In Project Overkill artist Anders Ängsvik takes on the role of nature photographer. Paradoxically he seeks out locations where nature is disrupted – highways: they are not considered to be part of nature yet they are not the opposite either. In his investigation of highways as biotopes, Ängsvik has photographed hundreds of animals, dead and alive, since 2006.

Roadkill is based on a selection of eight photographs from the series, spread out across the book, like sudden breaks on a journey. The photographs are presented in sequences including both details and the full images. The details of the up to 212-centimeter-wide photographs have been rendered in their actual size.

Throughout the book runs a text by Magnus Bärtås, Professor in Fine Art and writer, and Fredrik Ekman, writer. “Bye Bye Monkey” (previously published in Swedish in Orienterarsjukan och andra berättelser, Bokförlaget DN, 2001) uses the film Planet of the Apes (1968) as a springboard to debate man’s morbid fascination with animals. The text runs as a strip along the bottom of the grey pages, like voices from a car radio en route. The footnotes appear on the page like associative thoughts evoked on the journey. The yellow of the book’s endsheets along with the red bookmark, bring to mind the foreboding of the traffic signs.

Anders Ängsvik is a photographer and artist, born in 1961 in Stockholm. He studied at the Royal Institute of Art in Stockholm and his work has been exhibited at institutions such as the Centre Culturel Suédois in Paris, the Museum of Work (Arbetets museum) in Norrköping, Moderna Museet, Nordin Gallery, and Centrum för fotografi in Stockholm.
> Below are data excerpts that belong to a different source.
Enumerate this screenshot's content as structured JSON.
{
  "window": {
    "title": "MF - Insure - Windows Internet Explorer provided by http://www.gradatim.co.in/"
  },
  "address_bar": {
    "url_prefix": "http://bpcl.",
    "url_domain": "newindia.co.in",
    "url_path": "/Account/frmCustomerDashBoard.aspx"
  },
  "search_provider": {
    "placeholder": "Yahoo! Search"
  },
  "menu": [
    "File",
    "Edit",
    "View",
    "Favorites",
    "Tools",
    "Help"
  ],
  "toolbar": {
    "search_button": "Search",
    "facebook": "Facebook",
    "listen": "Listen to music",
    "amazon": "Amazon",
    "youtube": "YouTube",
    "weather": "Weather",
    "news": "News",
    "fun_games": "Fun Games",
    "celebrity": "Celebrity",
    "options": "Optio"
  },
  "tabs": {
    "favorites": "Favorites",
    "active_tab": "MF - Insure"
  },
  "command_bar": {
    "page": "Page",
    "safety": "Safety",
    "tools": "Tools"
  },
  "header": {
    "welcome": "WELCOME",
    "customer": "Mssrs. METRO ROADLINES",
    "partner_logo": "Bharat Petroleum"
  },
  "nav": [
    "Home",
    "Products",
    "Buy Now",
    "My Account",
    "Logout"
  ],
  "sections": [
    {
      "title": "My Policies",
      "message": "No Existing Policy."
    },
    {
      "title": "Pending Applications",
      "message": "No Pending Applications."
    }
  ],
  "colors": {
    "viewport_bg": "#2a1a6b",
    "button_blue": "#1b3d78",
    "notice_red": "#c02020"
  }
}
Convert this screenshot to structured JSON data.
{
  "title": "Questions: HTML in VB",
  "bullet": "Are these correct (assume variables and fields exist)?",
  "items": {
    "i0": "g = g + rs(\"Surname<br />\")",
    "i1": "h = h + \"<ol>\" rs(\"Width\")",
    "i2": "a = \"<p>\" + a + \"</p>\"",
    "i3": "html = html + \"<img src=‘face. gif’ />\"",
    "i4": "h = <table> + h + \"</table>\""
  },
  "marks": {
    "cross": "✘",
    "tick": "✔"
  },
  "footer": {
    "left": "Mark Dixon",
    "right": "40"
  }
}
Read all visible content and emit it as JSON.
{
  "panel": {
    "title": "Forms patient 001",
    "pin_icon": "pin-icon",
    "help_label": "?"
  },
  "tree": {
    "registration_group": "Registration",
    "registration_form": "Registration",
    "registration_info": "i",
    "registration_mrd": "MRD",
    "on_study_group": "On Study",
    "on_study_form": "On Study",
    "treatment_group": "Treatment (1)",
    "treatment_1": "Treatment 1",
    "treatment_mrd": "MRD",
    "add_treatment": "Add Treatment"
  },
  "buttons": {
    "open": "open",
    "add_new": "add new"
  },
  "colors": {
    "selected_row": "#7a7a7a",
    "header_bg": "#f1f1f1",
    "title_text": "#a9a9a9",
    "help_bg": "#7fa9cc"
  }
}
Ängsvik is also the author of the book Beckombergalandet (under his former name Anders K. Johansson, Bilda förlag, 1999) where he uses image and text to depict his childhood growing up in employee housing on the hospital grounds of Beckomberga Psychiatric Hospital.

The work Igelkott 1 (C-print, 109×179 cm, 2016) is on display during the summer and fall of 2020 at the Praun & Guermouche showroom.